A report that will put forth options for how to create a Space Force is expected to be out this week. It is now being reported that Vice President Mike Pence will share details of the reorganization on Thursday at the Pentagon. According to Fox News’ Kristin Fisher, Pence will “specifically lay out the need for a Space Force and the next steps for its creation.”
Deputy Defense Secretary Patrick Shanahan had scheduled a news conference last week to discuss the department’s recommendations, but the meeting was cancelled at the 11th hour.
Sources told SpaceNews that this is a sign that the White House is not taking any chances on an issue the president feels strongly about. Although there is support in DoD to elevate Air Force Space Command to a sub-unified or unified full combatant command, the Pentagon until now had not expressed full throated support for a Space Force as a separate branch of the military. Regardless of what the Pentagon or the White House recommends, only Congress has the authority to form a new military service
Comments on Tuesday by Defense Secretary James Mattis were the closest to a direct endorsement of a Space Force that he has expressed thus far. “We are in complete alignment with the president’s concern about protecting our assets in space that contribute to our security, to our economy,” Mattis told reporters. “We need to address space as a developing warfighting domain and a combatant command is certainly one thing that we can  establish,” he said. “This is a process we’re in.”

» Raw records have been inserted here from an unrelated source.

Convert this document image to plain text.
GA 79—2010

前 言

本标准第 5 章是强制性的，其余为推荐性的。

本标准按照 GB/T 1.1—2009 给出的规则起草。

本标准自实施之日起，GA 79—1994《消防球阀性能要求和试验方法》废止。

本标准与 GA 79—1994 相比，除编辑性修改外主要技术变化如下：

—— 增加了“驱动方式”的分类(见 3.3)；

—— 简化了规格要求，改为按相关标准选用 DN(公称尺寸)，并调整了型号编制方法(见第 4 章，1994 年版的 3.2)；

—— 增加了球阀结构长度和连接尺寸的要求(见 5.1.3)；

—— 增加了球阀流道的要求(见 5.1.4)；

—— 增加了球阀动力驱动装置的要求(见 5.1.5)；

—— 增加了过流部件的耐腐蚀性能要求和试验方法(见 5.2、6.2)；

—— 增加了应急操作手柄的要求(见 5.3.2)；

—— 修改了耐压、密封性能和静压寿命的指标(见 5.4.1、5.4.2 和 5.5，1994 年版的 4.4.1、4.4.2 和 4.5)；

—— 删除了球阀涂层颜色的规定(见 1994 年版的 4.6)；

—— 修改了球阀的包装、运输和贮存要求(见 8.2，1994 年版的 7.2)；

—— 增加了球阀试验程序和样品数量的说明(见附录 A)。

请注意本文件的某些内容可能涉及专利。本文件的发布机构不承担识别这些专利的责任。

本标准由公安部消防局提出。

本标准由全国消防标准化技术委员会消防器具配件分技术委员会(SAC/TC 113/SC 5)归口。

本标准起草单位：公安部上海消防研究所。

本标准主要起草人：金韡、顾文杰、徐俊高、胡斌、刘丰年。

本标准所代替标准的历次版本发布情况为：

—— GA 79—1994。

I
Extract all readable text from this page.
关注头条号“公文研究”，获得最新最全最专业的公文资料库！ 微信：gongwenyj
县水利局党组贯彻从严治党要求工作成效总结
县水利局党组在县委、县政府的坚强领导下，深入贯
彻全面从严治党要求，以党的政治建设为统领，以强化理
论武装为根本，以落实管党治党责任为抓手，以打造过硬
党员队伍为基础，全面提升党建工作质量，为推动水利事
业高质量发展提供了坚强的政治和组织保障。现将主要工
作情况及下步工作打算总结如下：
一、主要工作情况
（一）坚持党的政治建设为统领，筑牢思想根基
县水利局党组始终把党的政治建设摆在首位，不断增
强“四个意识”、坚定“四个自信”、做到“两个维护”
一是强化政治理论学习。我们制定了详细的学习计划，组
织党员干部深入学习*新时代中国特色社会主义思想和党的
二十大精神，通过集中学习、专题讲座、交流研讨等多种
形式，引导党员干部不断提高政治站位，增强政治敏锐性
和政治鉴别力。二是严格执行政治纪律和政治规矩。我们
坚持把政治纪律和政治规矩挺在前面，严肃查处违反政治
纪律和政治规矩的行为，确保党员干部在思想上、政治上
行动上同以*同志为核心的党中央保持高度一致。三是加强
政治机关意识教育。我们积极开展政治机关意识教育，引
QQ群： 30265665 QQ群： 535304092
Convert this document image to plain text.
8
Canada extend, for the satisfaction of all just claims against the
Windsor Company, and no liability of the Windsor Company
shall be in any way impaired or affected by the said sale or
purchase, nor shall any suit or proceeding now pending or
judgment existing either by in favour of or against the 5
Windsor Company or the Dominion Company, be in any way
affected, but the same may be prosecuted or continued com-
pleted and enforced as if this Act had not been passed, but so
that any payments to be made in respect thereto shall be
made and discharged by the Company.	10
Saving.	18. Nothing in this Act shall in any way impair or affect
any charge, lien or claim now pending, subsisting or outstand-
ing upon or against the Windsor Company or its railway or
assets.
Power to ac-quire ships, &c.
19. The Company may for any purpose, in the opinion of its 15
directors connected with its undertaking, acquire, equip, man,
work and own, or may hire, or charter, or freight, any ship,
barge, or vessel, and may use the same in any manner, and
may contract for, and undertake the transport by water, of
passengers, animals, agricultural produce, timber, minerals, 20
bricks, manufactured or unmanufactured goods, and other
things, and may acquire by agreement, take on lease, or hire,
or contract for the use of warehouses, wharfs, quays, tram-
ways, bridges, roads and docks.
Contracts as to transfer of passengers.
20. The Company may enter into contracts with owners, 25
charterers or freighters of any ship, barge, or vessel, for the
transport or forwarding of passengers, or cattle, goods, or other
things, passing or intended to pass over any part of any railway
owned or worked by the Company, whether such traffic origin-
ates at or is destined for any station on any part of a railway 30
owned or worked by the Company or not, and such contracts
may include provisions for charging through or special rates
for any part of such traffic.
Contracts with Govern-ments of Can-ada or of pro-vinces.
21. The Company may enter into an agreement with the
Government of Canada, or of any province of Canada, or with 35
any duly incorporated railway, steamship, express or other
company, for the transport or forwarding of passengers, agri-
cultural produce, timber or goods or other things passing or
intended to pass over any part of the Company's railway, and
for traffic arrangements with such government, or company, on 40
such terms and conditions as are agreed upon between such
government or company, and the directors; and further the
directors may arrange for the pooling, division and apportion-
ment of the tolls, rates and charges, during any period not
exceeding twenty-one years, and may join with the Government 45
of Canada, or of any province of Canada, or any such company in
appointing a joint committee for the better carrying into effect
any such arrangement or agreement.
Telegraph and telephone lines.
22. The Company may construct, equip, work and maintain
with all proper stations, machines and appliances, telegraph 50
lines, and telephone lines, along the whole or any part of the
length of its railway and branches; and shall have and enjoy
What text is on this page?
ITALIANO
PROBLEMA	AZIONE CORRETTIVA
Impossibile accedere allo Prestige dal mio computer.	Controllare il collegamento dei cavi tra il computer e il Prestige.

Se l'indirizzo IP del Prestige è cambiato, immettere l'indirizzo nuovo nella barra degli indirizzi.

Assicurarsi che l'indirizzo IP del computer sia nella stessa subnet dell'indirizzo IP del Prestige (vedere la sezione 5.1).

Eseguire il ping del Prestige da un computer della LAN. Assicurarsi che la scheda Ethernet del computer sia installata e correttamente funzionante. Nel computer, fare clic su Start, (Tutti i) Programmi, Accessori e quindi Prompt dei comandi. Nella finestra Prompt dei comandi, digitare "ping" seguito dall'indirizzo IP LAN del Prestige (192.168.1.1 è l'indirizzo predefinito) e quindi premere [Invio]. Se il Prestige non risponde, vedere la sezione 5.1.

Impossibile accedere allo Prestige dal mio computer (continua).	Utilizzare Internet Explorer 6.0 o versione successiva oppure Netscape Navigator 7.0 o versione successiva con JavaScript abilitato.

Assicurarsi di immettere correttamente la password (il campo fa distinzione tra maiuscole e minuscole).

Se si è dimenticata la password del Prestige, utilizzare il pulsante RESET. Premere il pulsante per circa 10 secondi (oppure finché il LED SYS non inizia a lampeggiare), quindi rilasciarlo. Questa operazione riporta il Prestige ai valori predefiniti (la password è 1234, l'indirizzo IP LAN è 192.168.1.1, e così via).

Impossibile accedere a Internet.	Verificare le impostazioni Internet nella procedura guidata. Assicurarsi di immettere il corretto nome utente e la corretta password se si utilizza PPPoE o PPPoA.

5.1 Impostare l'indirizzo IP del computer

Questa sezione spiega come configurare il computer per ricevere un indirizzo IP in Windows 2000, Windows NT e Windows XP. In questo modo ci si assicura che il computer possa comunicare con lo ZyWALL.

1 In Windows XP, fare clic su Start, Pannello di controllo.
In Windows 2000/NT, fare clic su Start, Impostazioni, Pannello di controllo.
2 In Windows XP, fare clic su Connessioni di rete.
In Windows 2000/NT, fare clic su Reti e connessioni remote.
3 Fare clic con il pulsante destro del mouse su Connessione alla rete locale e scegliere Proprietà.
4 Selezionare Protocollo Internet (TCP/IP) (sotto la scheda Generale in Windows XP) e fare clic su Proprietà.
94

Mattis noted that Pence is closely involved in the reorganization. “The vice president is kind of the point man for the president on this,” Mattis said. “We are working closely, daily, with his office and with supporters on Capitol Hill and the relevant committees.”
A reporter pressed Mattis to clarify whether he believes a Space Command is the same thing as establishing a separate service, as the president has ordered. “We are working our way through all this,” he said. “I don’t have all the final answers yet, we’re still putting that together. … We have the direction from the president and we’re underway.”
Observers have wondered whether DoD would try to substitute a unified Space Command for a separate service. According to one expert source, the White House would be unhappy with that recommendation but would not want to create the impression that it is micromanaging the DoD report because that could backfire on Capitol Hill. Regardless, the report that Pence will unveil this week will move the process forward toward the president’s vision.